I grew up in a little white house with black shutters and a red door. Situated in the middle of the street, the most notable thing about said house, at least in my opinion, was the gangly oak tree that sat smack dab in the middle. The tree was young and tall, awkwardly tilting slightly to the left. As a child, the tree was my boundary, the line my mom drew in the sand. I constantly wanted to be outside and the rule was to never go past that oak tree.
I love testing boundaries, and that precedent was set when I was a child. I would sit level with that tree and poke my toes further and further forward into the grass. I would lay longwise and dig my feet into the soil around the tree, stretching myself as far as I could go—trying to see how far I could get while still technically staying within those limits.
I tell this story to show that I’ve always loved pushing things to the limit. Whether it be my personal boundaries, physical limitations, or my mother’s patience. Now, at twenty I’ll be testing all three as I sit at the Port of Columbus Airport preparing to depart on my month long journey through Morocco.
A year ago I had never really left the country, embarking on my first trip abroad to New Zealand. For those who followed this (now criminally neglected) blog, you know that it was the time of my life. I have the same expectations for this trip and hopefully they’re met to the same extent.
For those asking “why Morocco?” the answer is simple and at the same time not—at the surface, I’m an Arabic minor and can knock out a few requirements by doing this. More truthfully, the answer is slightly more complex. I have two years of my undergraduate degree left and quite frankly I don’t want to waste it. I am fortunate enough to go to a university with practically unlimited opportunities and to squander that would be more than wasteful, it’d be idiotic. Morocco isn’t a place that you can just hop on a plane and go gallivant through for a few days. I mean, you can, but you wouldn’t get very far. This experience is one that I wouldn’t have outside of the university and I want to take advantage of it.
In terms of the actual trip, this one is quite a bit different than the last go-round. I have a lot more in-country travel—heading to a multitude of cities while being based in Rabat, the capital city. We travel to other notable ones such as Casablanca (the movie geek in me is screaming ‘Play it again Sam, for old times’ sake’) and Chaouen—the blue city, where all the buildings are painted blue in Jewish tradition to remind them of God’s presence. I’ll stay with a homestay again, but this time with another Ohio State student travelling with us. I’m excited for this particular aspect as I think that getting to converse (maybe in Arabic, depending on how atrocious my accent is) with people from such a unique culture offers a really phenomenal opportunity. The most exciting part of the trip, in my opinion, comes toward the end, where we will take camels out into the dunes and camp in the Sahara desert.

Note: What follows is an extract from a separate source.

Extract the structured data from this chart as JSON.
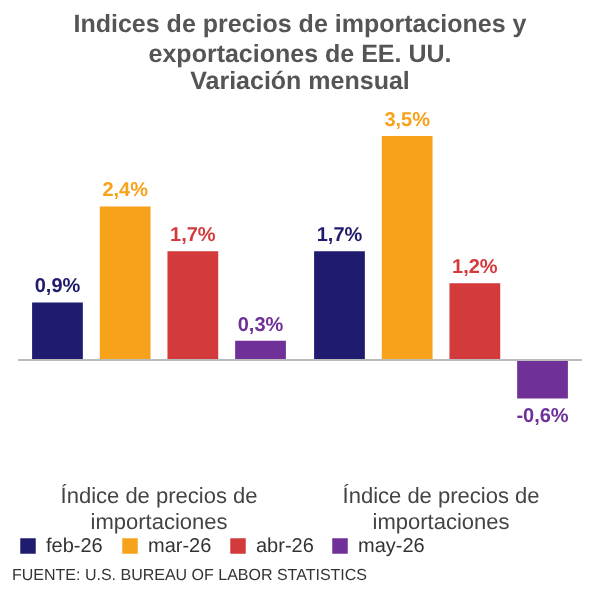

I would type more, but I’m so excited I think my head might explode.
Morocco is known for their mint tea—allegedly the best in the world. Tea there is a tradition, a time to take and reflect on the day, enjoy one another’s company. The ceremony surrounding the national drink is a sacred one and each day we have it built into our schedule. I’m eager to partake in such a seemingly serene tradition, and for those that know me, it seems as though it will be right up my alley.
This trip will be much different than any experience I’ve had in my twenty years and I’m more than excited to finally head out—the anticipation really might kill me. Hopefully I’ll be able to keep this blog updated. In the meantime, Cheers and مع السلامة.